Es war noch dunkel draußen, als sie sich auf den Weg machten. Hawteha zückte eine Taschenlampe und beleuchtete den Weg vor ihr. Es war klirrend kalt und Akari holte nach einigen hundert Metern ihre Decke hervor und wickelte sie sich um. Manejoso ritt an ihr vorbei und reichte ihr einen Gurt, mit dem sie sich die Decke festband, damit sie die Hände frei hatte. Nach circa einer Stunde waren ihre Finger in den Handschuhen steifgefroren, aber es wurde heller und Akari wusste, dass die Sonne sie wieder aufwärmen würde, sobald sie über dem Horizont aufstieg. In dieser Hoffnung schlug Hawteha auch einen höher gelegenen Weg ein, der sie den Bergkamm entlangführte, statt ins Tal hinabzureiten. Die Sonne kam und wärmte sie wieder auf. Akari packte ihre Decke wieder weg und als sie in Freiburg ankamen zog sie auch ihre Handschuhe aus.

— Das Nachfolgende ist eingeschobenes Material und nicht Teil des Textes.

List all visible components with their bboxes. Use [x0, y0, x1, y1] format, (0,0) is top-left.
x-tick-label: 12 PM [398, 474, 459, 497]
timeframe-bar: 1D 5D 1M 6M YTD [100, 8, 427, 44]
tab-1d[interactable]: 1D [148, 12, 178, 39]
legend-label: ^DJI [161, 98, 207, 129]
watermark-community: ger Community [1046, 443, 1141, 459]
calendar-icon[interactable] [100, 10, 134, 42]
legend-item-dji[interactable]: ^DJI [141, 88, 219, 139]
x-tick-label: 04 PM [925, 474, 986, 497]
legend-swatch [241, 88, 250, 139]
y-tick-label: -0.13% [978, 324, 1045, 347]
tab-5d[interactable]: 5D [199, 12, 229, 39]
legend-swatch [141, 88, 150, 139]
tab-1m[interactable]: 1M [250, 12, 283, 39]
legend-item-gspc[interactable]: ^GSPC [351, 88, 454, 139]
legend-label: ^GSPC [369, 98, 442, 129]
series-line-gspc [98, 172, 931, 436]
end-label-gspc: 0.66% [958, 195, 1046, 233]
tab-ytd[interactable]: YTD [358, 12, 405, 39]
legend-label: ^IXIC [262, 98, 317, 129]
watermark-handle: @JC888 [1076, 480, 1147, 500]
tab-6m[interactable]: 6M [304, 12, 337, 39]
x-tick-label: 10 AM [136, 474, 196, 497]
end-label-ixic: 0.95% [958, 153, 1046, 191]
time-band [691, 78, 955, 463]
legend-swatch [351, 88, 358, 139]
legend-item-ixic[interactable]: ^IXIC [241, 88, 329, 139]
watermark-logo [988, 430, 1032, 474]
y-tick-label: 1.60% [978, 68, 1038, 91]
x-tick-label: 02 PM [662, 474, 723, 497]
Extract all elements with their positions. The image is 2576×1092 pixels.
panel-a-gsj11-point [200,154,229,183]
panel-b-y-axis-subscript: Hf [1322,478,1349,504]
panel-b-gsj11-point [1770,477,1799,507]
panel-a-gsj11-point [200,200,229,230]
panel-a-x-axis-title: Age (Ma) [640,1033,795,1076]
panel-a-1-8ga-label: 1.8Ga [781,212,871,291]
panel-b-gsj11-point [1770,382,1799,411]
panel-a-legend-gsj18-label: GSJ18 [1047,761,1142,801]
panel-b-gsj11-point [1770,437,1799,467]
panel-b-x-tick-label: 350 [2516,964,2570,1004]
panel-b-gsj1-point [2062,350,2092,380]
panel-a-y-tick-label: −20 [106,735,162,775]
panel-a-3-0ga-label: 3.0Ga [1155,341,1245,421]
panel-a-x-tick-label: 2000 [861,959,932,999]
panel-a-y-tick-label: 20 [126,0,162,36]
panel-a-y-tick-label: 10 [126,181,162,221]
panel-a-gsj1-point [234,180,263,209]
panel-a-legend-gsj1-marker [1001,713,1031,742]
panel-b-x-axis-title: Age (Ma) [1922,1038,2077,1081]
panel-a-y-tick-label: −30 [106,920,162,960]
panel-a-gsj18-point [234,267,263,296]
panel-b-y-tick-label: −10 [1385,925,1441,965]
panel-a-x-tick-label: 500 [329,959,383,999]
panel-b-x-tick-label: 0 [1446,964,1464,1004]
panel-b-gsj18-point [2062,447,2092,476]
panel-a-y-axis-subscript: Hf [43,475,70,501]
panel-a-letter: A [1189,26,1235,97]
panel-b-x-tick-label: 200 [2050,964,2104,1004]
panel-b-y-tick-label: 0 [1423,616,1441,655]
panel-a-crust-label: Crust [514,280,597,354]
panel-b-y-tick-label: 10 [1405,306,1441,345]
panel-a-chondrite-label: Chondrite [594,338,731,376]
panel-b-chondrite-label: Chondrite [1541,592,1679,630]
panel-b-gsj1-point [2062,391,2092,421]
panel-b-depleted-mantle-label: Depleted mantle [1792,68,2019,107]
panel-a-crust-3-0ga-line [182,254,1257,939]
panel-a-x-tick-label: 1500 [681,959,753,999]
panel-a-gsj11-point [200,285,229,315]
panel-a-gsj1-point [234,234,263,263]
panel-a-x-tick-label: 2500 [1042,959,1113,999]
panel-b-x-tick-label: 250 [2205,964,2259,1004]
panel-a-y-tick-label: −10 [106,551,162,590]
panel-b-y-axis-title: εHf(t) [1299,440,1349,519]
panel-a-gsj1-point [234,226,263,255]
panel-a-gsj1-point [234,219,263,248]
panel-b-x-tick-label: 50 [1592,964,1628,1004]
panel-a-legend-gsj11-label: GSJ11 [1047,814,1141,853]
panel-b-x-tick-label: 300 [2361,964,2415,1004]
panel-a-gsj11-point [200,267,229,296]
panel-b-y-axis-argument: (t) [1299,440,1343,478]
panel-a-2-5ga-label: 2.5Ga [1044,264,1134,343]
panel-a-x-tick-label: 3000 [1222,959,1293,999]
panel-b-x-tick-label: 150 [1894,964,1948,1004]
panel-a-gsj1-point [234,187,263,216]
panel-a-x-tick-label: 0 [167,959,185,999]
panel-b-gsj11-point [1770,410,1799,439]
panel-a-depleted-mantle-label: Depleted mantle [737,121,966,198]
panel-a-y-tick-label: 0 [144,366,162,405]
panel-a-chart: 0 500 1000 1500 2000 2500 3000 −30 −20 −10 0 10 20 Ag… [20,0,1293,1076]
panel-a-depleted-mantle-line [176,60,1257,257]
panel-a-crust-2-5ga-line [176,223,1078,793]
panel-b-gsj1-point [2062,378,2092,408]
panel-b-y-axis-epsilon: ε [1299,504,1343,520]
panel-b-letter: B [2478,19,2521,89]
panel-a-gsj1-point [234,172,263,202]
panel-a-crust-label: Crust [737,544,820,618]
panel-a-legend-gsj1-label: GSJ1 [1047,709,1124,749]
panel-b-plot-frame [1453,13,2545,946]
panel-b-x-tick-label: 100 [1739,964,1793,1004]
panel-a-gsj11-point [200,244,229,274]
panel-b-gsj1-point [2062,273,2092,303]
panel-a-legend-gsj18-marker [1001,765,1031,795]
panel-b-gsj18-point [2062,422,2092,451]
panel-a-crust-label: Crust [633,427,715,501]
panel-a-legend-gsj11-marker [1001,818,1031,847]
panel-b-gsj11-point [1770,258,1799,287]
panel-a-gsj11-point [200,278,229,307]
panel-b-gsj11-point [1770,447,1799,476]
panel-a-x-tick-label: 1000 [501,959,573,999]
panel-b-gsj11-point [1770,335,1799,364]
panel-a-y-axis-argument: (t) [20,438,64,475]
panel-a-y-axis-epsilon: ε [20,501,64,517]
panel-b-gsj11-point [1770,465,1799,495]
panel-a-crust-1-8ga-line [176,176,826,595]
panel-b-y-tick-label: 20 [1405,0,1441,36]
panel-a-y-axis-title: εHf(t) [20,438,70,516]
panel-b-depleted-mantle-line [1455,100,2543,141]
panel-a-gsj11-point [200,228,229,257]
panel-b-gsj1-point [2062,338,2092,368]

Leider hielt das gute Wetter nicht sehr lange. Im Norden brauten sich schwere Wolken zusammen. Hawteha hielt die anderen zu einem stetigen Galopp an, damit sie Weg gutmachen konnten, solange das Wetter hielt. Als die Pferde müde wurden machten sie eine Pause und aßen etwas von den Vorräten. Dann ging es weiter. Nach kurzer Zeit fing es an zu regnen. Zuerst nur ein bisschen, aber der Regen wurde immer stärker, je weiter nach Norden sie kamen. Akari konnte kaum noch etwas sehen. Sie war vollkommen durchnässt. Selbst in ihren Schuhen stand das Wasser und sie hatte das Gefühl ihre Klamotten waren mehrere Kilo schwerer. Die Pferde hatten auch sichtlich Schwierigkeiten mit dem Wetter und nach einer Weile wurde der Weg so matschig, dass sie dagegen ankämpfen mussten, nicht stecken zu bleiben. Akari spürte, dass Neapel die Situation überhaupt nicht passte. Sie sah hinüber zu Manejoso, der neben ihr ritt und hörte wie dieser ermutigend auf sein Pferd einredete. Irgendwann stellte Akari fest, dass sie den Regen und die Kälte kaum noch spürte. Der ständige Kampf gegen die Wassermassen nahm ihr jedes Gefühl für Temperaturen und Zeit. Das einzige was blieb, war der Wille zu kämpfen, um irgendwann ins Trockene zu kommen.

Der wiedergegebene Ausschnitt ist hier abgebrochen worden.